The research is done, the sales pitch is complete and the contracts are signed. While you have every right to celebrate, the journey has just begun. Building long-term and successful relationship will take effort, commitment and trust. In this post I will share 5 tested and proven ways to use T.R.U.S.T. to build trust.
- Transparency – I have never been in a relationship where being open and transparent was not the best option. This can of course mean being open about weaknesses and shortcomings, but open and honest communication in the beginning of your relationship will help you both understand what to expect of each other. It also allows you to quickly and appropriately plan for any areas that could potentially use some outside help or assistance that in the end makes you look like a super planner and sets the ground for a successful partnership. Being transparent may be difficult, but it is way better in the long run than you looking like you shorted a client because they expected more than they should.
- Realistic Expectations – A large part of beginning your business relationship is establishing both goals and a strategy for achieving those goals. With these goals come expectations. Being proactive to address and set realistic expectations will help provide a foundation of understanding as well as help you build timelines that both push you to succeed and allow your client to be confident that progress is being made. No one likes being let down so setting expectations that are manageable and realistic will help you always be the hero in your client’s eyes.
- Under Promise, Over Deliver – growing up I had a friend that had a really bad habit of embellishing just about every story he told. While the story itself sounded pretty good, he often found himself looking like a fool when the reality of it all was exposed. On top of that, anyone who knew him for very long quickly realized this was the case and didn’t much believe anything he said. The same cane easily be true for your clients. It is tempting on the front end to share stories of the glory that could be, but when things don’t quite line up with your delusions of grandeur (shameless Han Solo plug), you end up potentially looking the fool and losing your clients trust and respect.
- Stand Your Ground – this sounds a bit aggressive, but it’s really not meant to be. One mistake I have seen others make (and honestly been guilty of myself) is letting pressure form a client make you do or say things you don’t agree with or believe are best for their company. Being confident in your plans and strategies can be exactly what a client needs to help reassure them of the soundness of the plan. If they question things and you start to waiver, it will only produce a greater level of anxiety than they were already experiencing, causing them to question your thoughts and idea seven more. It is not uncommon that you may incorporate ideas or strategies that a client feels they understand, but that they don’t actually fully grasp. Be confident and be willing to speak openly and honestly with your client when you feel they simply don’t understand what you are communicating.
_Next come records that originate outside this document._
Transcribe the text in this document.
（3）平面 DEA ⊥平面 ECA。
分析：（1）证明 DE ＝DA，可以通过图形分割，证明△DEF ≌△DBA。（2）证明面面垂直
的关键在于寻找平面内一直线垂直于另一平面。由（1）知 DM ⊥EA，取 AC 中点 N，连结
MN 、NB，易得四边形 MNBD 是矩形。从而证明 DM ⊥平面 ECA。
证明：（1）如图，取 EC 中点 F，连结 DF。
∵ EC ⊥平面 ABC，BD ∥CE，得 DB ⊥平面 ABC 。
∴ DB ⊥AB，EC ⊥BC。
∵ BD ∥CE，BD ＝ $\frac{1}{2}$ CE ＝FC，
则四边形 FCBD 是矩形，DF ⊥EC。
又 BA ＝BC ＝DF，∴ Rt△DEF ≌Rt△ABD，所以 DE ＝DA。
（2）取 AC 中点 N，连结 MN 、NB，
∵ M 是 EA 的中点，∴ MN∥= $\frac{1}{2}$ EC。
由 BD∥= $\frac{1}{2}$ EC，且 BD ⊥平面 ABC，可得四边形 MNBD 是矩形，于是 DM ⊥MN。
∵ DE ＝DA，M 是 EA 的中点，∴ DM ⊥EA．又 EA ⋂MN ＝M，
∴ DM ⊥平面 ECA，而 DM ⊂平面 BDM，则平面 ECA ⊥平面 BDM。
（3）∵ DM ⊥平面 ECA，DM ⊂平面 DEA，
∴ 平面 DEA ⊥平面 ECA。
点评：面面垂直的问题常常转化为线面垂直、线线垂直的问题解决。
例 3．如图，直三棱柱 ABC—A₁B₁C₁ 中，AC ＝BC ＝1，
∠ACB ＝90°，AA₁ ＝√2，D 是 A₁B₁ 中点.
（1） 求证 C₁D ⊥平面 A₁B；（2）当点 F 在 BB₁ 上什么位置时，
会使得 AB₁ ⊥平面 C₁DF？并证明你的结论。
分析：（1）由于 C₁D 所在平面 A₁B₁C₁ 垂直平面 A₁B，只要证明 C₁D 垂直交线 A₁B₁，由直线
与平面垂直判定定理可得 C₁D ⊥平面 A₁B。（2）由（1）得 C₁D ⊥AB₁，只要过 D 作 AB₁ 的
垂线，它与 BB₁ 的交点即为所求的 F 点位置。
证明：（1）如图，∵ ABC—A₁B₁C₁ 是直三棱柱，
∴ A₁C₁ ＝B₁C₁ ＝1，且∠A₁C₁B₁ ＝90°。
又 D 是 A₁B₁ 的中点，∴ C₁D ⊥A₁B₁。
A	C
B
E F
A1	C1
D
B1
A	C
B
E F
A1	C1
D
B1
- Talk, Talk, Talk – anyone who knows me will tell you this is never a problem for me, but I don’t really mean simply talking to talk. An important part of any relationship is constant communication and the same is true for your clients. Often times things that are small issues can become larger ones when a client is left to assume they have a full understanding if what is (or isn’t) happening. Establishing regular communication (through phone calls, emails, etc.) as well as a regular reporting schedule allows you and your client to be on the same page at all times. After all, this isn’t Fight Club…
Not all client relationships turn out to be the happily ever after you hope for, but at the end of the day using the principles will help you to be confident that you did everything you could to make it so.